Listen and understand the other party’s issues and point of view.
Some of the worst negotiators I have seen are the ones who do all the talking, seeming to want to control the conversation and expound endlessly on the merits of their position. The best negotiators tend to be the ones who truly listen to the other side, understand their key issues and hot buttons, and then formulate an appropriate response. Try to gain an understanding about what is important to the other side, what limitations they may have, and where they may have flexibility. Refrain from talking too much.
Step n°2 |
Being prepared entails a whole host of things you may need to do, such as:
Review and understand thoroughly the business of the other party by reviewing their website, their press releases, articles written about their company, and so forth. A thorough Google and LinkedIn search is advisable here.
Review the background of the person you are negotiating with by reviewing any bio on the company’s site, the person’s LinkedIn profile, and by doing a Web search
Review what similar deals have been completed by the other side, and the terms thereof. For public companies, some of their prior agreements may be filed with the SEC.
Understand the offerings and pricings from competitors of the party you are negotiating with.
Step n°3 |
Keep the negotiations professional and courteous.
This is also known as the “don’t be an asshole rule.” Nobody really wants to do business with a difficult or abusive personality. After all, even after the negotiations are concluded, you may want to do business with this person again, or the transaction may require ongoing involvement with the representative of the other side.
Establishing a good long-term relationship should be one of the goals in the negotiation. A collaborative, positive tone in negotiations is more likely to result in progress to a closing.
Step n°4 |
Understand the deal dynamics.
Understanding the deal dynamics is crucial in any negotiation. So be prepared to determine the following:
Who has the leverage in the negotiation? Who wants the deal more?
What timing constraints is the other side under?
What alternatives does the other side have?
Is the other side going to be getting a significant payment from you? If so, the leverage will tend to be on your side.
Step n°5 |
Always draft the first version of the agreement.

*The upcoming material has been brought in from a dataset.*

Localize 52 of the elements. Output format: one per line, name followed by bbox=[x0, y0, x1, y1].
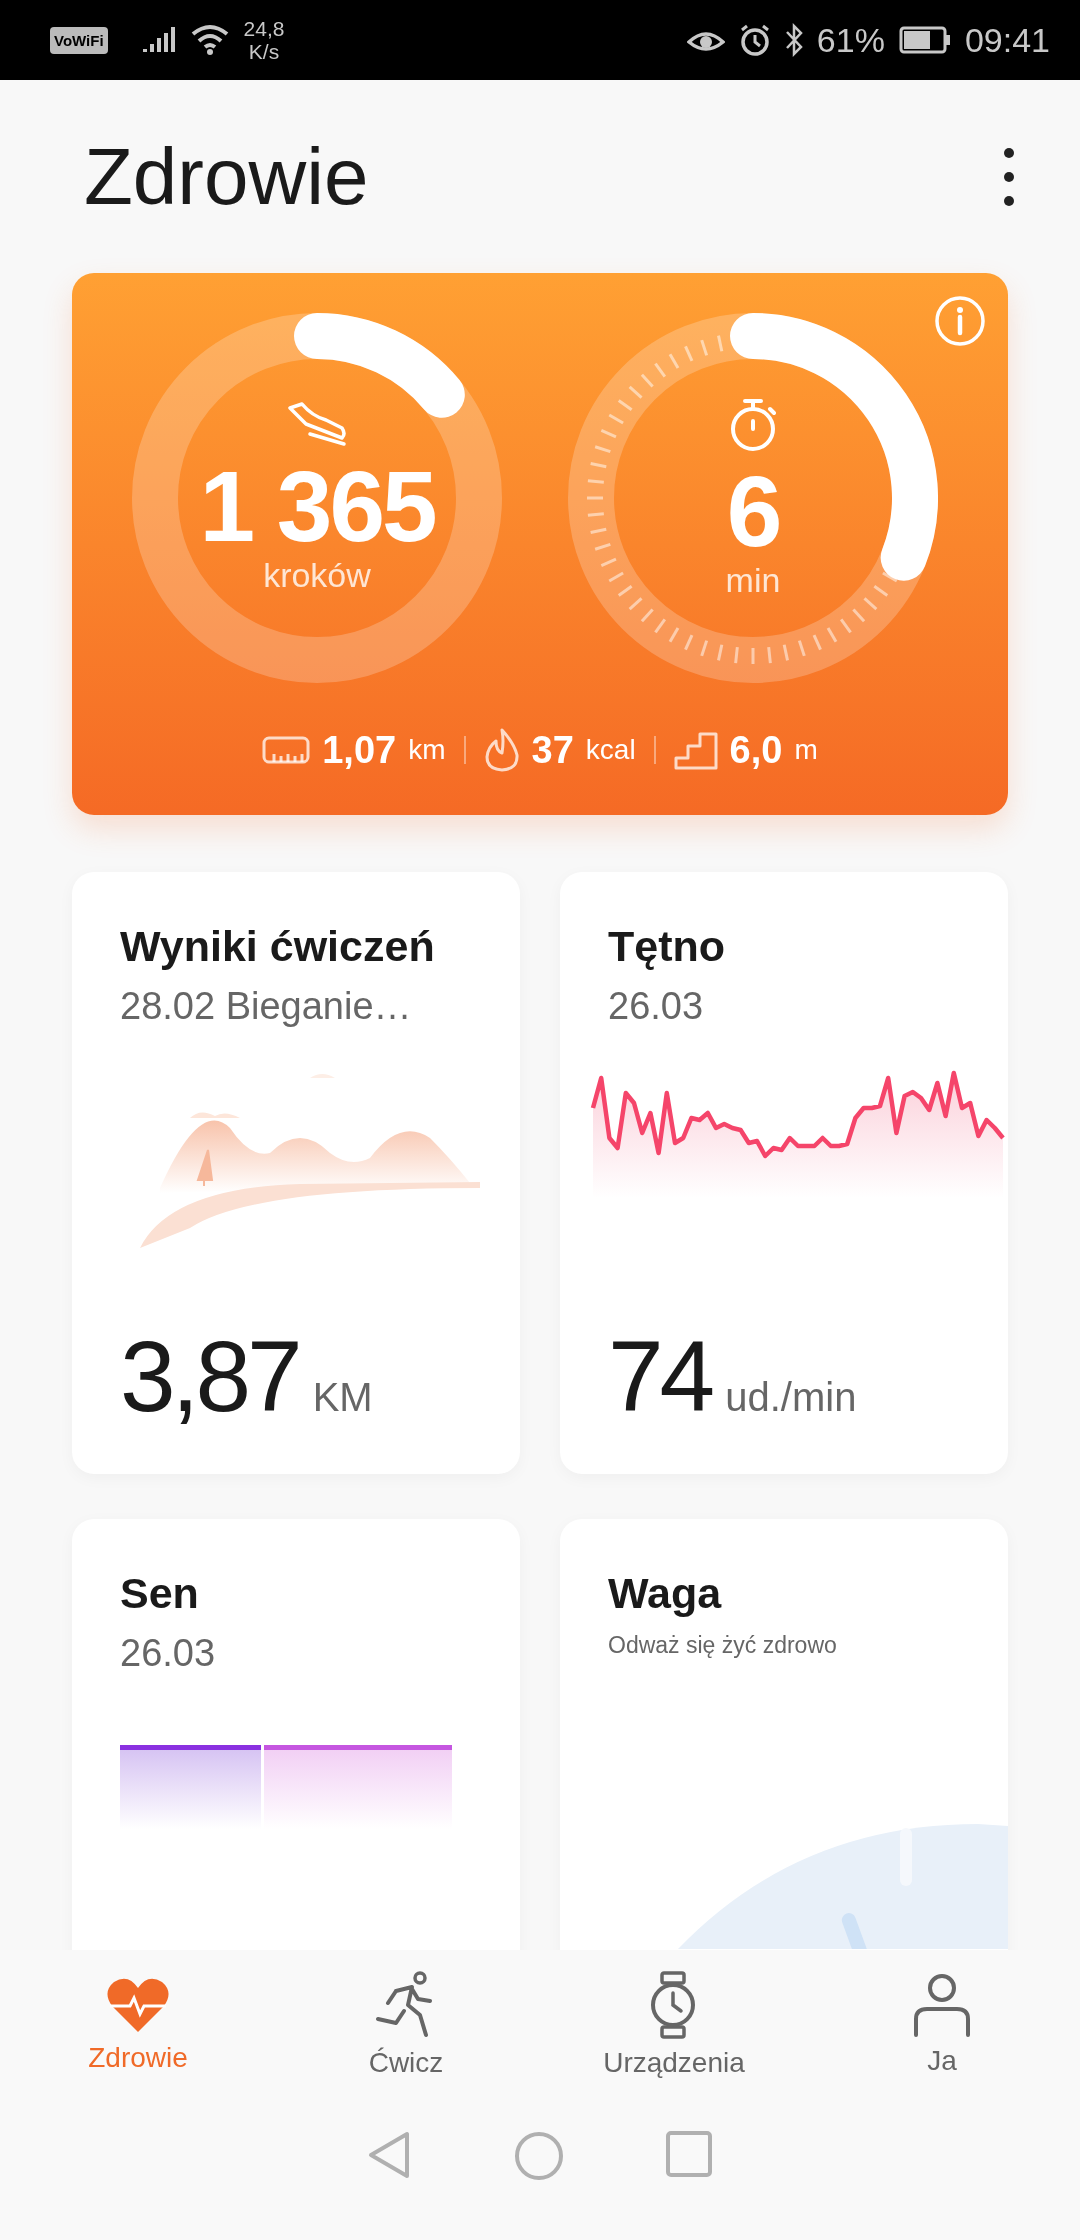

An absolutely fundamental principle of almost any negotiation is that you (or your lawyers) should prepare the first draft of the proposed contract. This lets you frame how the deal should be structured, implement key points that you want that haven’t been discussed, and gets momentum on your side. The other party will be reluctant to make extensive changes to your document (unless it is absurdly one sided), and therefore you will have already won part of the battle by starting off with your preferred terms. Having said that, you want to avoid starting the negotiations with an agreement that the other side will never agree to. Balance is key here.